Debt collectors generate more fraud reports to the FTC than any other industry. Although many debt collectors are careful to comply with consumer protection laws, others engage in illegal conduct. Some collectors harass and threaten consumers, demand larger payments than the law allows, refuse to verify disputed debts, and disclose debts to consumers’ employers, co-workers, family members, and friends. Debt collection abuses cause harms that financially vulnerable consumers can ill afford. Many consumers pay collectors money they do not owe and fall deeper into debt, while others suffer invasions of their privacy, job loss, and domestic instability.
The FTC enforces the Fair Debt Collection Practices Act (“FDCPA”), which prohibits deceptive, unfair, and abusive debt collection practices. Among other things, the FDCPA bars collectors from using obscene or profane language, threatening violence, calling consumers repeatedly or at unreasonable hours, misrepresenting a consumer’s legal rights, disclosing a consumer’s personal affairs to third parties, and obtaining information about a consumer through false pretenses.
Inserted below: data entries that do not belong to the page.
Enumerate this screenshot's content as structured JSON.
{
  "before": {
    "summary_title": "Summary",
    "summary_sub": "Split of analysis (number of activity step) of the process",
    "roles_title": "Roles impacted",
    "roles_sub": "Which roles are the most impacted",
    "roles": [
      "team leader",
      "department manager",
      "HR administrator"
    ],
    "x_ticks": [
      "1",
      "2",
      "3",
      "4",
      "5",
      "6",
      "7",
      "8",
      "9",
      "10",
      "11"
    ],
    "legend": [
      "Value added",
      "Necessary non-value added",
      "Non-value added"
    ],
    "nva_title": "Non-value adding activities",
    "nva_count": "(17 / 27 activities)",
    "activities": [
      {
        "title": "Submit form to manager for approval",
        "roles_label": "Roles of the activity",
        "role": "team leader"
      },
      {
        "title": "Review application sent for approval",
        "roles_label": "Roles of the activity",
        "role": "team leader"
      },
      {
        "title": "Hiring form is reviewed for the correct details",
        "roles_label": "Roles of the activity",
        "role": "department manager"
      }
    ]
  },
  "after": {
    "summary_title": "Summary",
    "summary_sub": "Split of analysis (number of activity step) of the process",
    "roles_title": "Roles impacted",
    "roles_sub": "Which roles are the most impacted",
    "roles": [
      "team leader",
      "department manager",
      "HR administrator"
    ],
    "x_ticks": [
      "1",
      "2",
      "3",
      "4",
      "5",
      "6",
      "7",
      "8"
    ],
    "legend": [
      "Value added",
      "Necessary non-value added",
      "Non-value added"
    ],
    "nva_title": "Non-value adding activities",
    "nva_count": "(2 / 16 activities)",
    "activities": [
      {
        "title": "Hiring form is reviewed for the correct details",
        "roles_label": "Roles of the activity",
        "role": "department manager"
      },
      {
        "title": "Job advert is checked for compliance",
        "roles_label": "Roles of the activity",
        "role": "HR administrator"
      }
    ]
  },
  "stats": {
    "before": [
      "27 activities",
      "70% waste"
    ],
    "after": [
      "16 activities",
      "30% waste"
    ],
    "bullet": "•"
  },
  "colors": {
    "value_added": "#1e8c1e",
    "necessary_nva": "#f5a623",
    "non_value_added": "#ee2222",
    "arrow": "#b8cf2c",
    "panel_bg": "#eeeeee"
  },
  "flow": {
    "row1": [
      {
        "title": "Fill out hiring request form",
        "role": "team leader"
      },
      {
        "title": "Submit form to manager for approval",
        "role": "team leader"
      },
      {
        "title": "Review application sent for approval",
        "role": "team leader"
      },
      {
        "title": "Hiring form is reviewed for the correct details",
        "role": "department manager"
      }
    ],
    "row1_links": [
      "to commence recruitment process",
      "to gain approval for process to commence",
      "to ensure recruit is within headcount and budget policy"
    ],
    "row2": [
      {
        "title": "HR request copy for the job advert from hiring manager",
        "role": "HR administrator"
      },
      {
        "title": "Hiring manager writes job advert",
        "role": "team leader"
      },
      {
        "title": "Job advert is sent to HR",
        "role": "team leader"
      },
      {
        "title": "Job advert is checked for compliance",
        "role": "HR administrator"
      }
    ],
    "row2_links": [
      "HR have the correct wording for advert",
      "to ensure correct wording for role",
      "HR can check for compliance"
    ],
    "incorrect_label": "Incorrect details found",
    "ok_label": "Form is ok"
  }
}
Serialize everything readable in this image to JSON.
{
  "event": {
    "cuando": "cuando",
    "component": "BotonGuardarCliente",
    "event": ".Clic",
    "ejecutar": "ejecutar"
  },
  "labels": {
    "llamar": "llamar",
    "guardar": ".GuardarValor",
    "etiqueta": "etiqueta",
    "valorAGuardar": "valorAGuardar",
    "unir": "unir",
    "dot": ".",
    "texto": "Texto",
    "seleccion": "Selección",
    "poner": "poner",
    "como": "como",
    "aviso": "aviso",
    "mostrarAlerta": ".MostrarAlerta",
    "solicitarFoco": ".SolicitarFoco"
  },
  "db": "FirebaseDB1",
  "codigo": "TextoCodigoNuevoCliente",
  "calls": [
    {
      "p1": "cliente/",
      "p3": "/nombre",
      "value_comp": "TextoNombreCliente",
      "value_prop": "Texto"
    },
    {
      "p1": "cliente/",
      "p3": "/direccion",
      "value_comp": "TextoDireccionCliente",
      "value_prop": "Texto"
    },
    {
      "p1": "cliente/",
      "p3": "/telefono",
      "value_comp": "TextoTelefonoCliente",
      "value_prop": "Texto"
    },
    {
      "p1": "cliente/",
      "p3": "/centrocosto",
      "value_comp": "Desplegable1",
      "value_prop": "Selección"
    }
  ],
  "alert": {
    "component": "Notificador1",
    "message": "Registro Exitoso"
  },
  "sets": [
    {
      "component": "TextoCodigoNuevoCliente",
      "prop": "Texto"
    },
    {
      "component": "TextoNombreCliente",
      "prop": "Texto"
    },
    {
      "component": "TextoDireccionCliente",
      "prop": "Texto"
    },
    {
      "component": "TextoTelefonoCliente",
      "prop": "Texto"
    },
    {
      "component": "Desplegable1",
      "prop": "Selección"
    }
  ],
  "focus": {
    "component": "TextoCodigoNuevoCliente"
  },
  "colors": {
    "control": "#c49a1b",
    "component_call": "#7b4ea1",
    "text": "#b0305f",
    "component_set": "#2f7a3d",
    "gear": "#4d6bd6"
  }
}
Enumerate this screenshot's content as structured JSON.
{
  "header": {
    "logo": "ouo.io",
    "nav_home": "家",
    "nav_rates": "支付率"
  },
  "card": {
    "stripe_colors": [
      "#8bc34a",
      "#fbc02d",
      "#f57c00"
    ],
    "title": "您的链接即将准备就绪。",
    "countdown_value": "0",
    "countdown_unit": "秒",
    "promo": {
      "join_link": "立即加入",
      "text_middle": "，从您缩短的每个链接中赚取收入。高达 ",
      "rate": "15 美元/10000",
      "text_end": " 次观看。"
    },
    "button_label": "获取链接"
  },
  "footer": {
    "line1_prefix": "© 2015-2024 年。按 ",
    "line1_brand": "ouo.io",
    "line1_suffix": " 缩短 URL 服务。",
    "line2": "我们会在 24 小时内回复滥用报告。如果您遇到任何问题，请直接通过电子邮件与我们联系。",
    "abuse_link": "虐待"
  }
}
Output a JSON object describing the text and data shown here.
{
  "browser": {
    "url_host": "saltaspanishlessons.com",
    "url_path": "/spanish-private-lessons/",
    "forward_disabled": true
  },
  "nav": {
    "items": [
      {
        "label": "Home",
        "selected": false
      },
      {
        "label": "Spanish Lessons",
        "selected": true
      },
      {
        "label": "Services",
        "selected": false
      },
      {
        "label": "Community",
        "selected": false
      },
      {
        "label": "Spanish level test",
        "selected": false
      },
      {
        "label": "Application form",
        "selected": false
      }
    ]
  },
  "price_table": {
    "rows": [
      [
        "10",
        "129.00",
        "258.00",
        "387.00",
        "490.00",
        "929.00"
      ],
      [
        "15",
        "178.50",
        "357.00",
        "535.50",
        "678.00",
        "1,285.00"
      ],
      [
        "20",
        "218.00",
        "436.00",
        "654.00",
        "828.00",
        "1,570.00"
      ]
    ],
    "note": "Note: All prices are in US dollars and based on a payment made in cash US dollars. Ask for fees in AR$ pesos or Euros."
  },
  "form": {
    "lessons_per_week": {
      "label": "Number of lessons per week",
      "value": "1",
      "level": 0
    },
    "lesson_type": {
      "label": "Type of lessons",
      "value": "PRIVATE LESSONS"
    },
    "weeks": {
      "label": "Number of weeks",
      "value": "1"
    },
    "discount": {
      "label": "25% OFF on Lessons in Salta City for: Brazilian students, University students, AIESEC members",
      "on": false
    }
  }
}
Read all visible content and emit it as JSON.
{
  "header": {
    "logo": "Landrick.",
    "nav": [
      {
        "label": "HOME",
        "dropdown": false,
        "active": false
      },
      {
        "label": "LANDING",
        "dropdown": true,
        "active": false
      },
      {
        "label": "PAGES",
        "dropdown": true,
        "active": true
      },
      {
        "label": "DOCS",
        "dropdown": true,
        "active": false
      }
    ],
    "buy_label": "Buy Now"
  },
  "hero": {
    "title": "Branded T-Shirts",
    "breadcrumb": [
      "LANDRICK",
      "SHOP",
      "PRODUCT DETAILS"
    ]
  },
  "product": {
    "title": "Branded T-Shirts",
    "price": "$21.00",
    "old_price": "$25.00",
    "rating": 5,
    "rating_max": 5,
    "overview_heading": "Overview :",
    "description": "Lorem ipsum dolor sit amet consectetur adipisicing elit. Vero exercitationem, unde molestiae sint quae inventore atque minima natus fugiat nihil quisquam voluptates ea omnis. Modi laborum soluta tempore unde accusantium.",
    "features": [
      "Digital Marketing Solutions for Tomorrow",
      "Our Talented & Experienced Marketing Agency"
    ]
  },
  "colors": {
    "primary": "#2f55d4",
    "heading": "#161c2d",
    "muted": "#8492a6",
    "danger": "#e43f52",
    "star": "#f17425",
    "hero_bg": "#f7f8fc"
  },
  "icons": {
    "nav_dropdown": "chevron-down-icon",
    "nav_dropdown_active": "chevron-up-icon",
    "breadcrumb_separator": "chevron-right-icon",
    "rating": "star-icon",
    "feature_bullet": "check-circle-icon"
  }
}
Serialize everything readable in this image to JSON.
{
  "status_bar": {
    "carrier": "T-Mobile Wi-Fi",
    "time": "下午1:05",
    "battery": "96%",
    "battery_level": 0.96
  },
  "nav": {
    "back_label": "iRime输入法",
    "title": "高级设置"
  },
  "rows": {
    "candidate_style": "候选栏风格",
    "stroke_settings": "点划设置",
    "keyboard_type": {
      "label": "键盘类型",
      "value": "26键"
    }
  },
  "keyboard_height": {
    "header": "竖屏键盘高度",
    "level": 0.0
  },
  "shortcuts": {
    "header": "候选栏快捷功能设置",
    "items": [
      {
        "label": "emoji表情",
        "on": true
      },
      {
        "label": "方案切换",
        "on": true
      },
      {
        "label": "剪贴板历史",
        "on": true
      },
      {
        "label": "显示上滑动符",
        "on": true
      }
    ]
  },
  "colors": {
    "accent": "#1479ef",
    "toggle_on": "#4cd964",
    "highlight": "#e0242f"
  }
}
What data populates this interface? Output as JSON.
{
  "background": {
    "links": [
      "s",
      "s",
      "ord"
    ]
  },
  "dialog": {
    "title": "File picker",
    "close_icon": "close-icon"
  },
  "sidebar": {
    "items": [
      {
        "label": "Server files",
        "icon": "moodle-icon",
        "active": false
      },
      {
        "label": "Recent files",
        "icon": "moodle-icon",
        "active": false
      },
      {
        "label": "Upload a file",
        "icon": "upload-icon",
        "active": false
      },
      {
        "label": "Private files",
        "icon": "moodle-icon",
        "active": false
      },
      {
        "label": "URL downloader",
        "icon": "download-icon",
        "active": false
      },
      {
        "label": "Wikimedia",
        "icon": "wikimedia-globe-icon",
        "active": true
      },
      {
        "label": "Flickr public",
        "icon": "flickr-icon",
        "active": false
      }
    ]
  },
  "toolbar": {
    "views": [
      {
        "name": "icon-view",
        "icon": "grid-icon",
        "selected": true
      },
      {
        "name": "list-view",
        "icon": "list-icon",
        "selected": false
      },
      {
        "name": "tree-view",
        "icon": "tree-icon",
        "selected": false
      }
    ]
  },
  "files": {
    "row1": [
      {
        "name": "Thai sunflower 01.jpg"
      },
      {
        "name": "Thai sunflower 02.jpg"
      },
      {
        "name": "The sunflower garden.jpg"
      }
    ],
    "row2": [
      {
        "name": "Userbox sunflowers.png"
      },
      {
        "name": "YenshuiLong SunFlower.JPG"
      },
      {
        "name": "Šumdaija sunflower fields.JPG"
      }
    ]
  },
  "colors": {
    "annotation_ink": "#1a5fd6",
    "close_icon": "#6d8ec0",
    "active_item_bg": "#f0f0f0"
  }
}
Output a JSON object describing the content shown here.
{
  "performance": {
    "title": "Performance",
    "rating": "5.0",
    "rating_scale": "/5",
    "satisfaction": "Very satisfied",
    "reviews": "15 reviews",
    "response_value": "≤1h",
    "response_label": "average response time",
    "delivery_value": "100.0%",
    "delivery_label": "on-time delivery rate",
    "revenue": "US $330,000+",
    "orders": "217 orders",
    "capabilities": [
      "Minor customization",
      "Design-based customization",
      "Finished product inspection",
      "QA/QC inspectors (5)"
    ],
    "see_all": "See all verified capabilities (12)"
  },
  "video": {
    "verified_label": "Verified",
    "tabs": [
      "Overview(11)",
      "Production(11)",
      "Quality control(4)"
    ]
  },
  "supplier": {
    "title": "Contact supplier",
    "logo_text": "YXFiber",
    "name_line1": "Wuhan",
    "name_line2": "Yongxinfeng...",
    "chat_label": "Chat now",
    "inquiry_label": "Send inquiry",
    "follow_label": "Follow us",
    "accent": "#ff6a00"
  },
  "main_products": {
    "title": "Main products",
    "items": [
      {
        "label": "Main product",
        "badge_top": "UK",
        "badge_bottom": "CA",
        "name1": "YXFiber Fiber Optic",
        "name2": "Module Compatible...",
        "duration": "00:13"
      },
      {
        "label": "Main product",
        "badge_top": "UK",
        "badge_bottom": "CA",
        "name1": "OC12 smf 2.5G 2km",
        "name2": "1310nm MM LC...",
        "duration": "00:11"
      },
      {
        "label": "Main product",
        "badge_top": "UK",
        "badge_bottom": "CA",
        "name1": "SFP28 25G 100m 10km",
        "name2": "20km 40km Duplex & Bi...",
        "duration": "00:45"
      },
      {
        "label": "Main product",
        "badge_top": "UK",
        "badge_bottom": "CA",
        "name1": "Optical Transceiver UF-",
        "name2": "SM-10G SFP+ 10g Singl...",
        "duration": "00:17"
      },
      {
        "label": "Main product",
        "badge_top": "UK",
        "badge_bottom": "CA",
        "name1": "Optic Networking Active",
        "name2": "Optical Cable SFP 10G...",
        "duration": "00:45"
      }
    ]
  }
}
Because certain practices that violate the FDCPA also violate the FTC Act, the FTC also uses the FTC Act to halt unfair or deceptive debt collection practices.
The FTC has sued over 30 debt collection companies for violating the law, banning some from the business and making them pay steep financial penalties. The FTC also has recommended that Congress and the states modernize the debt collection laws to reflect changes in consumer debt, the collection industry, and technological developments that affect consumers and collectors alike. For example, a 2010 FTC report concluded that the process that many debt collectors use to sue alleged debtors or force them to arbitration is seriously flawed and causes substantial consumer harm. The report recommended that government, industry, and others adopt significant reforms.